Seth Swirsky is a Beverly Hills sports memorabilia collector who has spent a lifetime writing to baseball players and keeping the many letters and notes sent to him in return. "Every Pitcher Tells A Story" (1999, Time Books) is a compilation of those letters. While many of the athletes are not pitchers, Seth has a special fondness for moundsmen.
"But the tales that pitchers tell stand out above those told by all other players," Swirsky writes. "A pitcher stands alone on the mound…" Swirsky has compiled letters by pitchers in the Hall of Fame, and by pitchers the average baseball fan never heard of. His letters go back as far as Walter Johnson, but also includes such modern non-luminaries as Turk Wendell.
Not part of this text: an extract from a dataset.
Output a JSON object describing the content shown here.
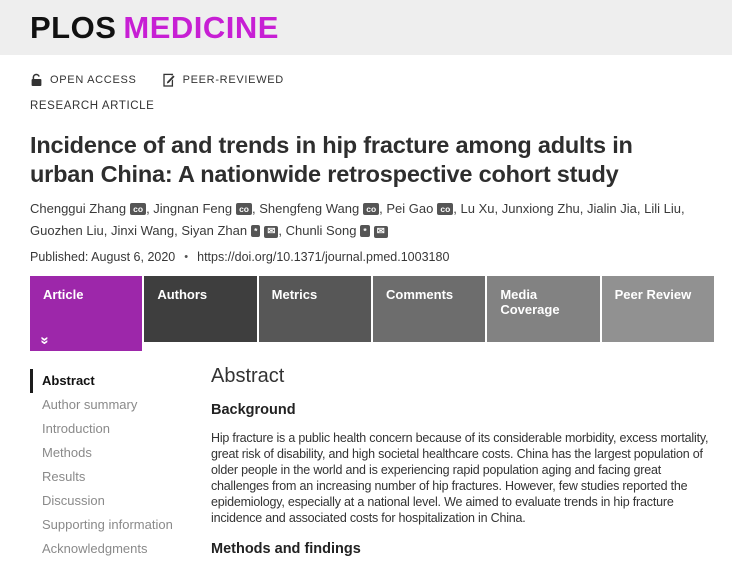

Superstar Steve Carlton writes that he went silent because the press was "breaking the trust that came with their access to the players." Roger Clemens refers to himself as "ROCKET". Cy Young's almost-indiscernible handwritten letter states that baseball cannot be learned "overnight." Cy spent about 30 years in the big leagues, so he ought to know. Bill "Spaceman" Lee probably sprinkled too much marijuana on his pancakes the day he wrote his chicken-scratch letter to Swirsky. Other letters of note include one from Dick Nixon on the Vice President's stationary; a once-classified order from O.S.S. boss "Wild Bill" Donavan directing catcher-turned-spy Moe Berg to capture a Nazi rocket scientist (Berg was later confused by a movie producer with the "Three Stooges" Moe); and self-publicity from "Ball Four" pitcher/author Jim Bouton.
Perhaps the most interesting is the1923 typed correspondence on letterhead saying "BASEBALL," in which Commissioner Kenesaw Mountain Landis crushes banned "Black Sox" star "Shoeless Joe" Jackson's desperate hope for re-instatement.